Jordan has Down syndrome, so when he completed high school at the age of 21, there weren’t any nearby adult programs his family could find for him to partake in. That reality set in hard when Lindy moved into the dorm when she left for college. “Jordan was there for move-in day,” she says. “After we got all moved in, he was sitting in the hallway and he was really upset because he said, ‘I want to do this, I want to go to college.’ His heartache was so real. And I was like why do I get to go to dances and go to games and have a shirt with my school’s name on it? Why do I get to do all those things and his option is to sit at home?”
In the summer before her senior year, Lindy realized the only way it would change is if she did something about it. “My first thought was can we create something that makes him feel like he gets to go to college too?” she explains. “I had this moment of that’s it – if I don’t care to do this and step out in faith and trust that the Lord will provide, then who is going to?”
Little did Lindy know that when helping her brother, she would be helping hundreds of other adults just like him who need opportunities to learn and socialize. The very next week after having that thought, she had her brother and four other adults with special needs at her parents’ house. That number soon increased, and kept increasing, to the point where Lindy moved her school to her church, Shades Mountain Baptist Church, and soon a nonprofit was born: Unless U.
Unless U is a nonprofit organization that serves adults with developmental disabilities and their families through education, job training, and life and social skills. Through the program, students can take classes that are all broken down by academic ability levels, and all classes have a special focus on teaching general needed life skills.

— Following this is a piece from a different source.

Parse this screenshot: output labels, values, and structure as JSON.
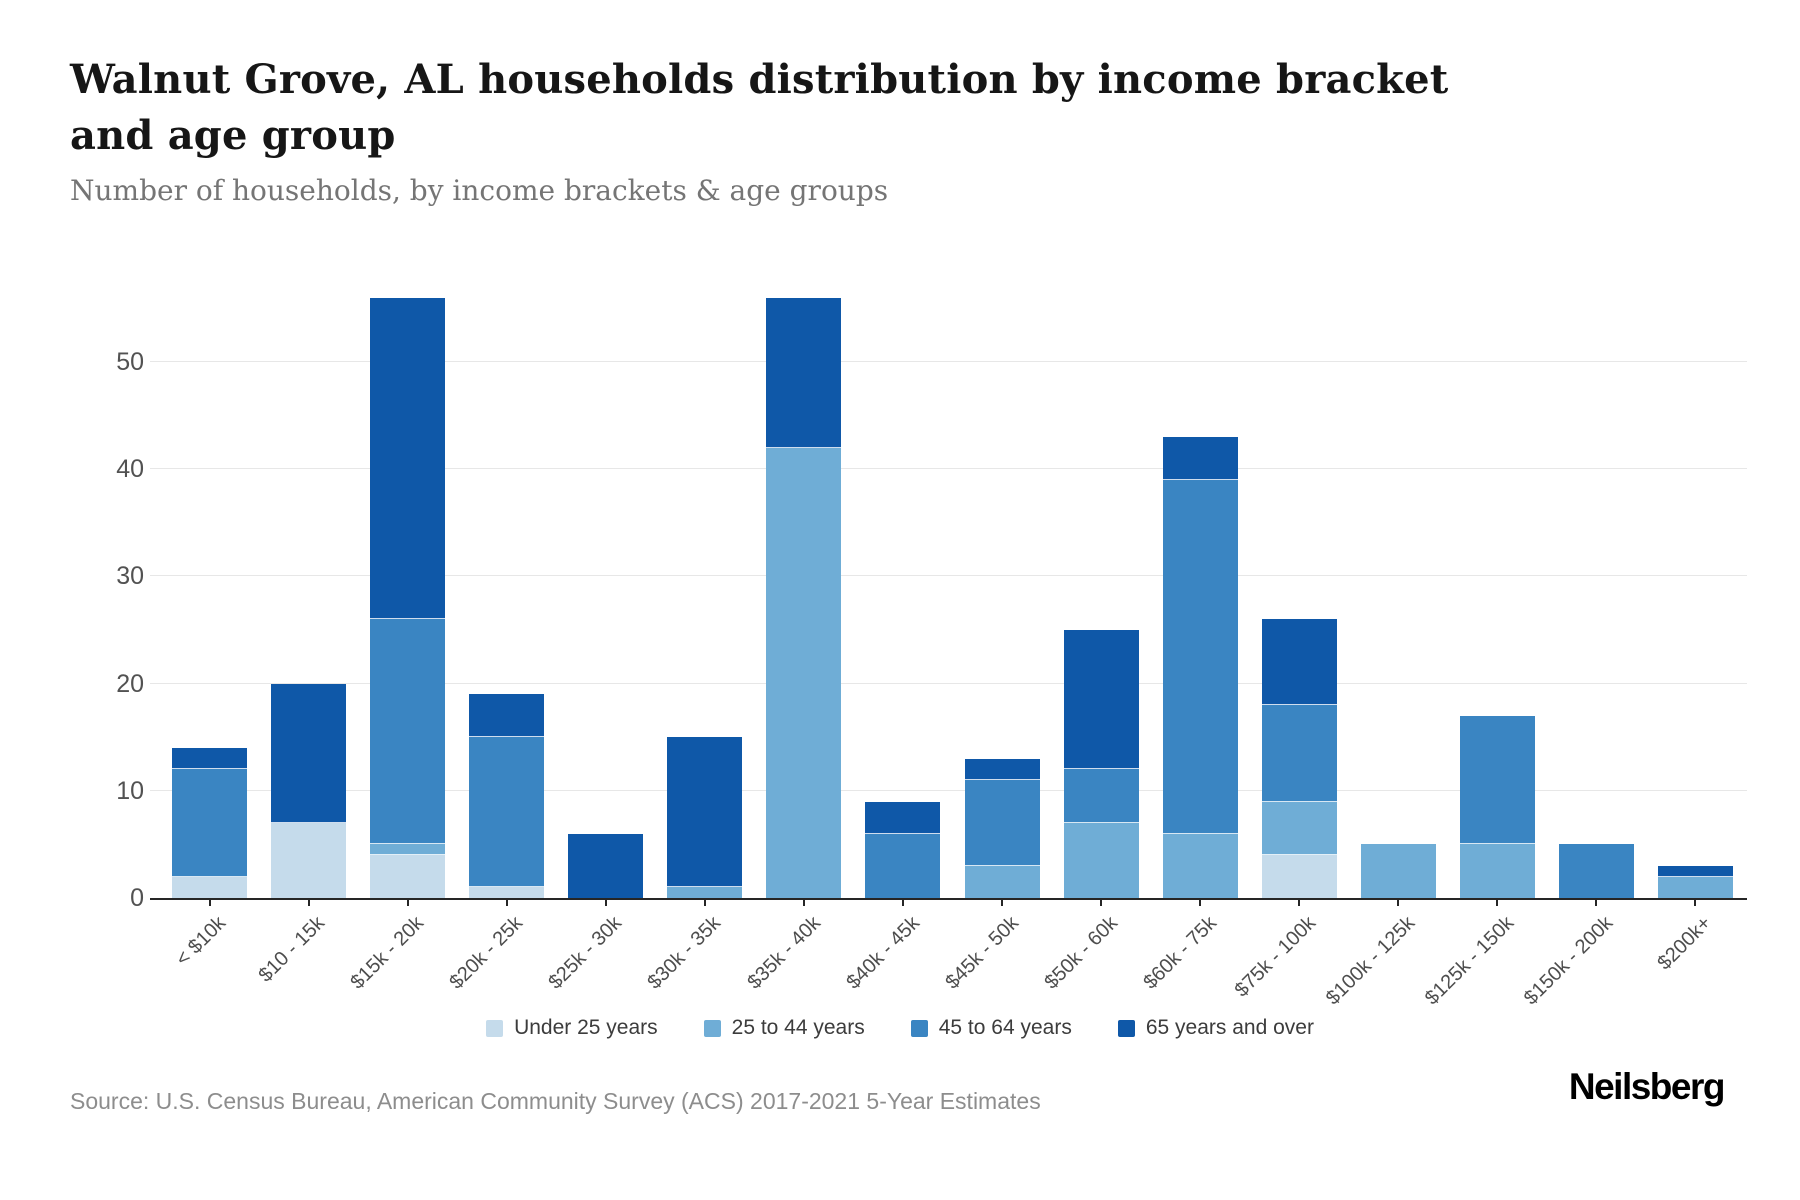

“We do all of the things we feel are important for their growth long term,” says Marye Grace Sauermann, Unless U marketing and development director. “The goal is to help students be as independent as possible, so the academics are life skills based. In math class, for example, they are learning how to count money. In reading, they are reading adaptive news articles to stay up-to-date on current events.”
In addition to academic classes, students participate in electives, intramural sports, and of course, worship time. “We start our mornings dancing and praising the Lord and in prayer, and then we go from there and we hit hard in academics all morning and then we have fun in the afternoons,” Lindy says.
After years of a capital campaign, the organization completed their own facility in 2018, which allowed them to increase enrollment to approximately 120 students. Not content with resting there, however, the organization continued to seek out ways to serve more within the special needs community.
It has done so with the recent opening of Post Place, a second facility that is allowing them to bring in more special needs students who specifically need a little more one-on-one, hands-on care. “Our students are incredibly special,” says Lindy. “They deserve the best and we want the best for them because they are the best. We say we’re their teachers, but they teach us way more. I’m constantly convicted and challenged just by walking alongside them and doing life with them.”
Paige Townley is a Birmingham-based freelance writer.